Question #92145

2 Answers
Apr 5, 2017

See below.

Explanation:

You can't [correction tx to @jimh, see other answer] can use L'Hopital here, [but you do not need it].

This is based upon Bernoulli's Interest Compounding equation which is where #e# comes from originally.

His formula was:

#\lim_(n->\infty )(1+(1)/(n))^(n) = e#

So we take yours:

#\lim_(x->\infty )(1-(4)/(x))^(x)#

and we say, let #x = -4y#

#= \lim_(y->color(red)(-\infty) )(1+(1)/(y))^(-4y)#

#= \lim_(y->color(red)(-\infty) )((1+(1)/(y))^(y))^(-4) = ???#

Facepalm

Apr 5, 2017

If we rewrite it, we can use l'Hospital.

Explanation:

#(1-4/x)^x = e^(ln(1-4/x)^x)#

Because the exponential function is continuous,

#lim_(xrarroo) (1-4/x)^x = e^(lim_(xrarroo)(ln(1-4/x)^x)#.
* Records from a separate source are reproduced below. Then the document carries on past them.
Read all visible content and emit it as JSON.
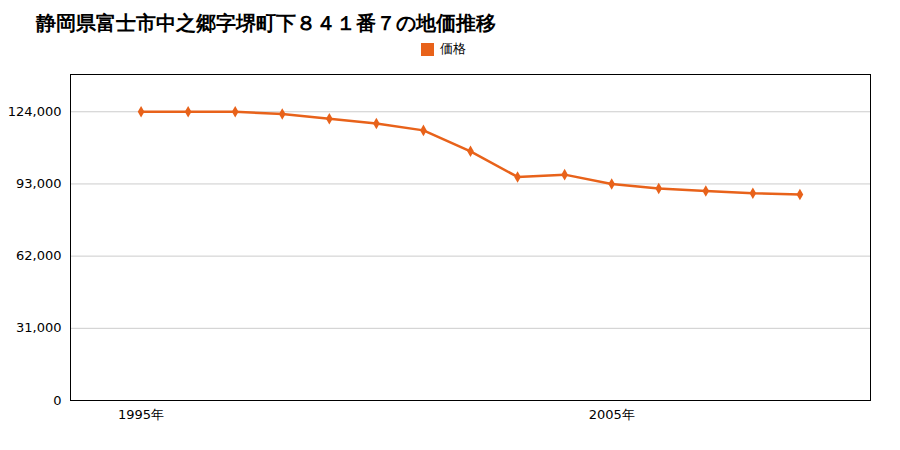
{
  "chart_data": {
    "type": "line",
    "title": "静岡県富士市中之郷字堺町下８４１番７の地価推移",
    "x": [
      1995,
      1996,
      1997,
      1998,
      1999,
      2000,
      2001,
      2002,
      2003,
      2004,
      2005,
      2006,
      2007,
      2008,
      2009
    ],
    "series": [
      {
        "name": "価格",
        "color": "#E8621A",
        "marker": "diamond",
        "values": [
          124000,
          124000,
          124000,
          123000,
          121000,
          119000,
          116000,
          107000,
          96000,
          97000,
          93000,
          91000,
          90000,
          89000,
          88500
        ]
      }
    ],
    "xlim": [
      1993.5,
      2010.5
    ],
    "xticks": [
      {
        "value": 1995,
        "label": "1995年"
      },
      {
        "value": 2005,
        "label": "2005年"
      }
    ],
    "ylim": [
      0,
      140000
    ],
    "yticks": [
      0,
      {
        "value": 31000,
        "label": "31,000"
      },
      {
        "value": 62000,
        "label": "62,000"
      },
      {
        "value": 93000,
        "label": "93,000"
      },
      {
        "value": 124000,
        "label": "124,000"
      }
    ],
    "grid": true,
    "legend": "top"
  }
}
So let's focus on the exponent

#lim_(xrarroo)ln(1-4/x)^x = lim_(xrarroo)x ln(1-4/x) # which has form #oo*0#

So we'll rewrite it as

#lim_(xrarroo) ln(1-4/x)/(1/x) # which has form #oo/oo#

Apply l'Hospital, to get the limit of the exponent is

#lim_(xrarroo) (1/(1-4/x)* 4/x^2)/(-1/x^2) = lim_(xrarroo) (1/(1-4/x)* 4/(-1)) = 1/(1-0) * (-4) = -4#

Therefore, the limit of the original expression is #e^-4#

More generally

For #lim_(xrarra)(f(x))^g(x)# #" "# where #a# may be #+-oo#.

If the initial form of the limit is #1^oo# or #1^-oo#, we note that the logarithm of the expression is

#ln(f(x))^(g(x)) = g(x) ln(f(x))#.

Whose limit has form #oo * 0#. If we rewrite this, we get

#ln(f(x))/(1/(g(x))#, which has limit of form #0/0#.

Now we can try using l'Hospital's rule to find the limit of the logarithm of #(f(x))^g(x)#. If we find a limit for the log, say #L# then we can use the exponential function to get the limit of the original expression. In that case the limit will be #e^L#.